As Figure 2 shows, this sluggishness in revenue growth is true of all components of GST collections, with the peak value achieved being recorded in April 2019. In sum, even the pre-Covid deceleration of growth recorded in 2019-20 was enough to keep collections below the Rs. 1 lakh crore mark in subsequent months. The pro-cyclicality of GST collections, starting even from relatively disappointing levels, is marked. Needless to say, once the lockdown in response to the pandemic was announced, revenues collapsed.

The net result is that average monthly collections in each of the three financial years (Figure 3) when the GST regime has been operative, having risen sharply from Rs. 82,294 crore in the nine months of 2017-18 starting July, to Rs. 98,114 crore in 2018-19, rose only marginally to Rs. 1,01,843 crore in 2019-20. So average monthly collections, which were 19.2 per cent higher in 2018-19 relative to the previous year, grew in nominal value by just 3.8 per cent in 2019-20. GST collections rose from 5.8 per cent of GDP in July 2017-18 to 6.2 per cent in 2018-29 and then fell to 6 per cent in 2019-20, even though GDP growth slowed in the last of these years.

If we can treat 2019-20 as a year when the “teething problems” associated with the new regime must have been largely overcome, there is no question that this performance is poor. And given the shift that has occurred over time to an extremely lenient direct tax regime (especially in the case of corporate taxes), this poor performance of GST has pushed both the central and the state governments into a fiscal crisis. A remarkable feature of the transition to the GST regime was that, while the negotiations that preceded its launch were complex and protracted, the new regime was consistently presented as one that would only be growth and development positive—a “game-changer”. If nonetheless there were immense difficulties in putting it in place, it was argued, it was only because of the messy nature of India’s quasi-federal polity and the unwillingness of the states to cede taxation powers, even if that would ensure uniformity in taxes across the country and absence of cascading effects with taxes being levied even on prior taxes paid. In addition, there were many problems to be resolved, such as the number of tax rates or slabs to institute (since not all commodities varying from essential to sin goods could be taxed at the same rate), what these rates should be, what would be a weighted average rate that would be “revenue neutral” so as to ensure that the growth of national GST collections would at least correspond to expected revenue growth from taxes the GST would substitute, and so on.

It was clear even then there were many uncertainties. Moreover, it was accepted that initially, revenue growth of some (if not all) states would fall short of what they would get under the old regime. This necessitated a promise of compensation if revenue growth fell short of 14 per cent a year for five years, with a special cess provided to finance that compensation. Clearly, the idea was that in those five years the rates would be tweaked to ensure a minimum 14 per cent growth in GST collections for each state.

With hindsight it is clear that the problems that a GST-type regime would encounter in the Indian context were underestimated.

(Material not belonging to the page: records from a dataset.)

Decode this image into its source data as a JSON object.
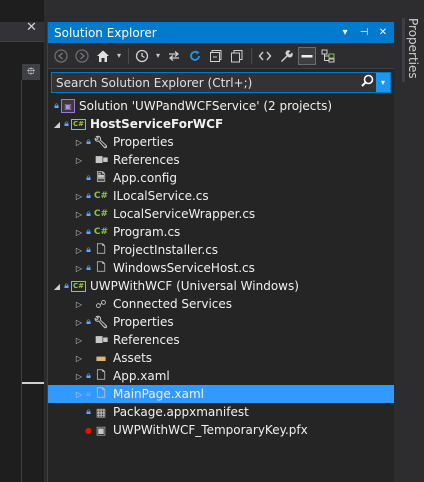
{
  "panel": {
    "title": "Solution Explorer",
    "dropdown_glyph": "▾",
    "pin_glyph": "⊣",
    "close_glyph": "✕"
  },
  "side_tab": {
    "label": "Properties"
  },
  "left_strip": {
    "close_glyph": "✕",
    "pin_glyph": "⯐"
  },
  "toolbar": {
    "icons": [
      "back-icon",
      "forward-icon",
      "home-icon",
      "dropdown-icon",
      "history-icon",
      "sync-icon",
      "refresh-icon",
      "collapse-all-icon",
      "copy-icon",
      "code-view-icon",
      "properties-wrench-icon",
      "preview-icon",
      "class-view-icon"
    ]
  },
  "search": {
    "placeholder": "Search Solution Explorer (Ctrl+;)"
  },
  "tree": {
    "solution": "Solution 'UWPandWCFService' (2 projects)",
    "project1": {
      "name": "HostServiceForWCF",
      "items": {
        "properties": "Properties",
        "references": "References",
        "app_config": "App.config",
        "ilocalservice": "ILocalService.cs",
        "localservicewrapper": "LocalServiceWrapper.cs",
        "program": "Program.cs",
        "projectinstaller": "ProjectInstaller.cs",
        "windowsservicehost": "WindowsServiceHost.cs"
      }
    },
    "project2": {
      "name": "UWPWithWCF (Universal Windows)",
      "items": {
        "connected_services": "Connected Services",
        "properties": "Properties",
        "references": "References",
        "assets": "Assets",
        "app_xaml": "App.xaml",
        "mainpage_xaml": "MainPage.xaml",
        "package_manifest": "Package.appxmanifest",
        "temporary_key": "UWPWithWCF_TemporaryKey.pfx"
      }
    },
    "selected_item": "MainPage.xaml"
  },
  "colors": {
    "accent": "#007acc",
    "selection": "#3399ff",
    "background": "#252526",
    "csharp": "#8ac24a",
    "project_border": "#9aca3c"
  }
}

Even questions as to how many rates should be instituted and what they should be, and which commodities should be placed under each of those rates had to be repeatedly revisited. But despite such tweaking, revenue growth has been unacceptably sluggish. And as the post-Covid experience has starkly brought out, states will possibly be hit hard after the period when they are to be compensated for revenue growth shortfall ends two years from now.

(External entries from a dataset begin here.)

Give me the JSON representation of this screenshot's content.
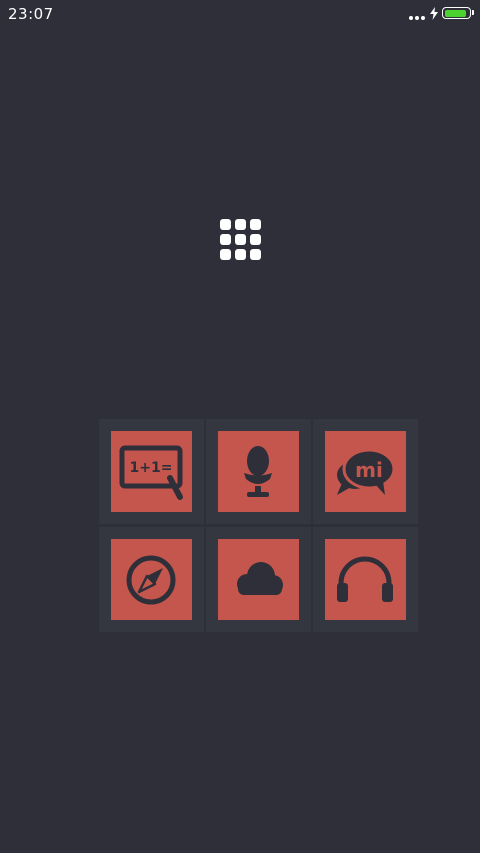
{
  "status_bar": {
    "time": "23:07",
    "signal_icon": "three-dots-icon",
    "charging_icon": "lightning-icon",
    "battery_icon": "battery-icon",
    "battery_level": 1.0,
    "battery_color": "#4bd32f"
  },
  "launcher": {
    "app_drawer_icon": "app-grid-icon"
  },
  "apps": [
    {
      "id": "calculator",
      "icon": "blackboard-calculator-icon",
      "formula": "1+1="
    },
    {
      "id": "egg",
      "icon": "egg-cup-icon"
    },
    {
      "id": "mi-chat",
      "icon": "mi-chat-bubbles-icon",
      "text": "mi"
    },
    {
      "id": "compass",
      "icon": "compass-icon"
    },
    {
      "id": "cloud",
      "icon": "cloud-icon"
    },
    {
      "id": "music",
      "icon": "headphones-icon"
    }
  ],
  "colors": {
    "background": "#2e2f39",
    "panel": "#343640",
    "tile": "#c5564d",
    "glyph": "#2e2f39"
  }
}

One solution that would be discussed would be to raise tax rates in all slabs, although the impact on demand and revenue is unclear. There is also the question of whether the resulting tax structure would be socially acceptable. Unable to resolve the problem together, states may well demand that they be allowed to return to a situation where the taxation powers they ceded to the GST Council and the Centre are restored to them. The GST could still turn out to be a failed experiment.